After two critically adored and cultishly worshipped albums, a rarities and live double album may not be the wisest career move for Madame Charlotte Gainsbourg, whose musical career has never quite achieved the same footing as her filmic forays. As enigmatic oozing from a pair of headphones as on a wide screen, her reluctance to be the centre of attention makes her even more alluring as a performer – a wisp of a woman with an inimitable accent and the most commanding non-presence one could affect.
Stage Whisper‘s first half compiles a handful of Beck-guided tracks left on the cutting-room floor from the IRM sessions, and four one-offs with the great (Connan Mockasin), the good (Villagers) and Noah and the Whale’s Charlie Fink. From the former camp, we have the baroque ‘White Telephone’, a stunning low-key ballad, and the slinky vintage-sounding electro of ‘Paradisco’, which betrays the influence of its producer’s beloved INXS. Yes, really. The songs are interesting – oddly, more commercial and, on ‘Hold the Rain’, with a distinct feel of Modern Guilt vintage Beck – but don’t quite have the same edge as those that made the cut on her third album proper.
The other collaborations are just as fine; even aforementioned Noah and the Whale contribution ‘Got to Let Go’ manages to keep sufficiently under the radar to retain its charm – at least until Fink himself pops up for a bleary-eyed verse.

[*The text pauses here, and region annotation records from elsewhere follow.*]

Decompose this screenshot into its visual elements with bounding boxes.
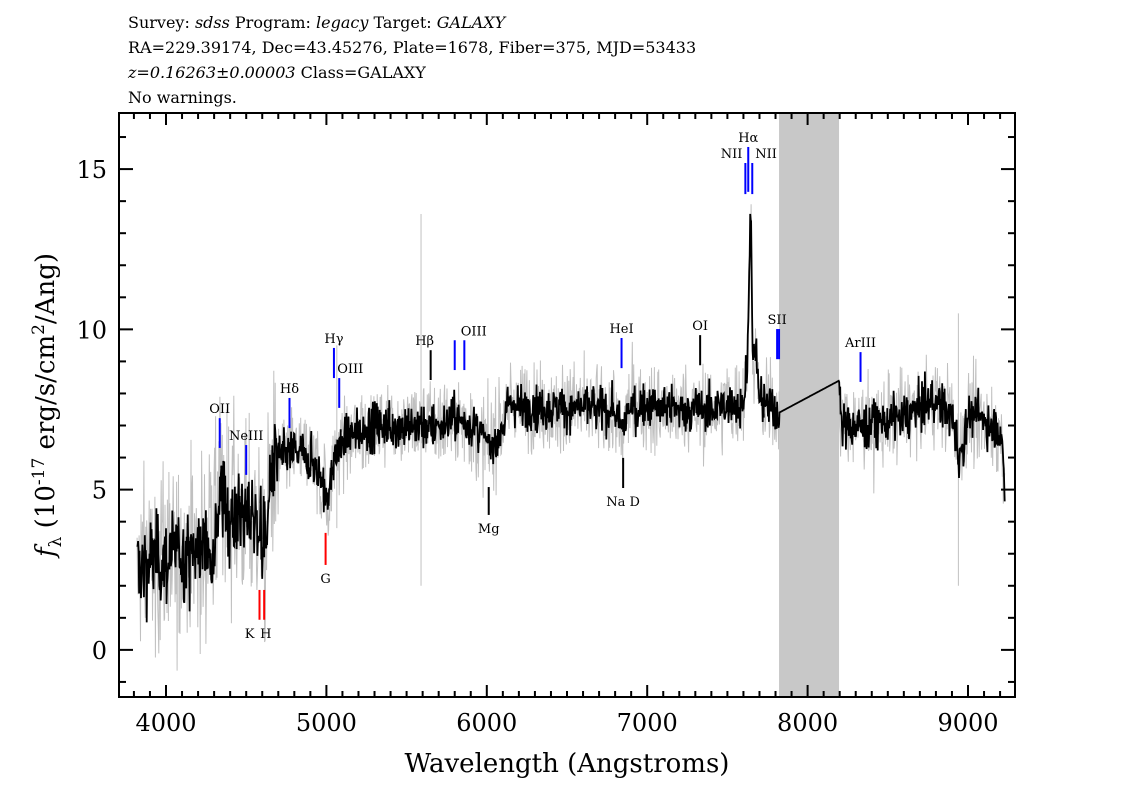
line-label: HeI xyxy=(609,322,633,337)
line-label: Hδ xyxy=(280,382,299,397)
survey-label: Survey: xyxy=(128,13,195,32)
y-tick-label: 15 xyxy=(76,156,107,184)
redshift-value: z=0.16263±0.00003 xyxy=(128,63,296,82)
line-label: Na D xyxy=(606,495,640,510)
line-label: OIII xyxy=(461,324,487,339)
line-label: SII xyxy=(768,313,787,328)
x-axis-label: Wavelength (Angstroms) xyxy=(405,749,730,779)
x-tick-label: 8000 xyxy=(777,709,838,737)
line-label: NII xyxy=(721,147,743,162)
header-line-survey: Survey: sdss Program: legacy Target: GAL… xyxy=(128,12,505,33)
header-line-redshift: z=0.16263±0.00003 Class=GALAXY xyxy=(128,62,426,83)
x-tick-label: 5000 xyxy=(296,709,357,737)
line-label: Hα xyxy=(738,131,758,146)
y-tick-label: 0 xyxy=(92,637,107,665)
line-label: OI xyxy=(692,319,708,334)
y-axis-label: fλ (10-17 erg/s/cm2/Ang) xyxy=(29,253,66,559)
class-value: Class=GALAXY xyxy=(295,63,426,82)
line-label: H xyxy=(260,627,271,642)
x-tick-label: 6000 xyxy=(456,709,517,737)
survey-value: sdss xyxy=(194,13,230,32)
line-label: Hγ xyxy=(324,332,343,347)
line-label: NeIII xyxy=(229,429,263,444)
target-label: Target: xyxy=(368,13,437,32)
x-tick-label: 4000 xyxy=(135,709,196,737)
line-label: Mg xyxy=(478,522,500,537)
line-label: K xyxy=(245,627,255,642)
line-label: OIII xyxy=(337,362,363,377)
line-label: OII xyxy=(209,402,230,417)
flux-spectrum xyxy=(136,213,1006,623)
program-label: Program: xyxy=(229,13,317,32)
line-label: Hβ xyxy=(415,334,434,349)
line-label: ArIII xyxy=(844,336,876,351)
header-line-warnings: No warnings. xyxy=(128,88,237,107)
target-value: GALAXY xyxy=(436,13,506,32)
x-tick-label: 9000 xyxy=(937,709,998,737)
line-label: G xyxy=(320,572,330,587)
program-value: legacy xyxy=(316,13,369,32)
x-tick-label: 7000 xyxy=(617,709,678,737)
masked-region xyxy=(779,113,840,697)
header-line-coords: RA=229.39174, Dec=43.45276, Plate=1678, … xyxy=(128,38,697,57)
y-tick-label: 10 xyxy=(76,316,107,344)
y-tick-label: 5 xyxy=(92,477,107,505)
line-label: NII xyxy=(755,147,777,162)
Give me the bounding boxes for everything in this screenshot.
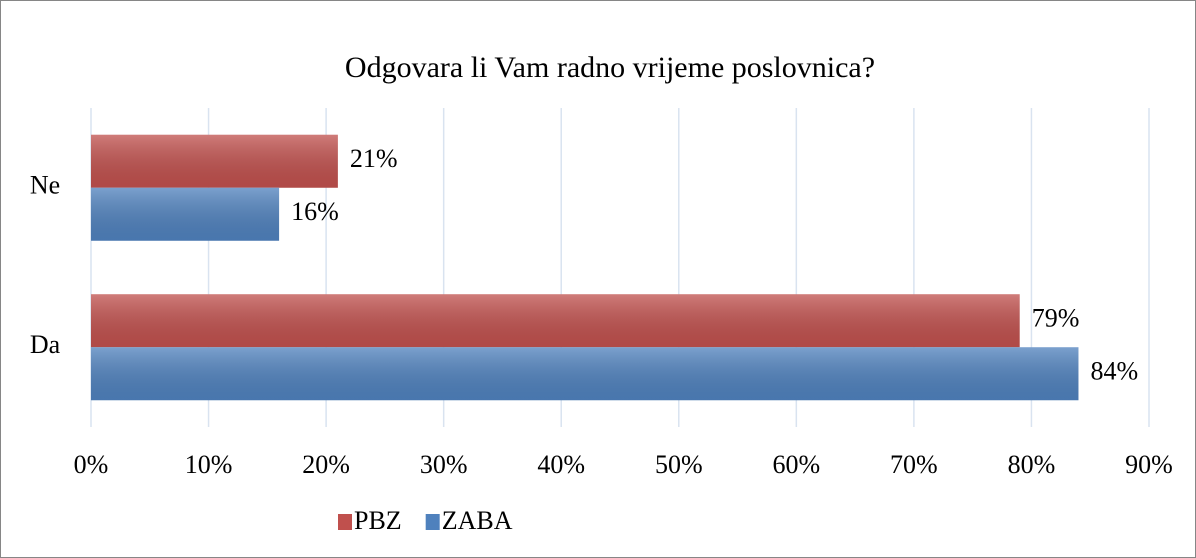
data-label: 79%: [1032, 304, 1080, 333]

However, all of the outtakes featured here pale in comparison to disc one’s closing track, the Conor O’Brian-penned ‘Memoir’: a shuffling stunner whose lyric hinges on its chorus – “I might as well be anyone at all” – as perfect a summary of Gainsbourg’s shapeshifting talents as any.
The live disc actually turns out to be a pleasant surprise, in spite of the set’s self-deprecating title. While far from the most charismatic performer on the planet, many of the selections from Gainsbourg’s back catalogue work surprisingly well in a live setting. The atmospherics of ’5:55′ are torn apart by a tight six-piece backing band, ‘AF607105′ boasts the most assured vocal performance she has yet released, while ‘The Operation’ makes you wonder what would happened if she allowed herself and her band to rock out more often.
Sadly, IRM‘s more Beck-heavy moments fall somewhat flat. The title track doesn’t work half as well without the album version’s claustrophobic production, while the jaunty ‘Heaven Can Wait’ is simply too slight without its co-writer’s voice lurking in the wings. Luckily, a gorgeous cover of Bob Dylan’s ‘Just Like a Woman’ gives Gainsbourg a chance to show the crowd just how calmly impressive she can be, delicately breathing new life onto some of Dylan’s more tired lyrics in a way that manages to be respectful, but not over-reverent – much like the excitable audience captured during these performances.
All in all, Stage Whisper makes for an enjoyable deck-clearing exercise. It’s far from essential, but as a way to put a cap on the eventful campaign for her best album yet, it couldn’t be better. It’s certainly not one for a newcomer to Charlotte Gainsbourg’s material, but those who have already investigated her work should prick up an ear, and her dedicated fans (and by now, there deserve to be a fair few) will be in heaven.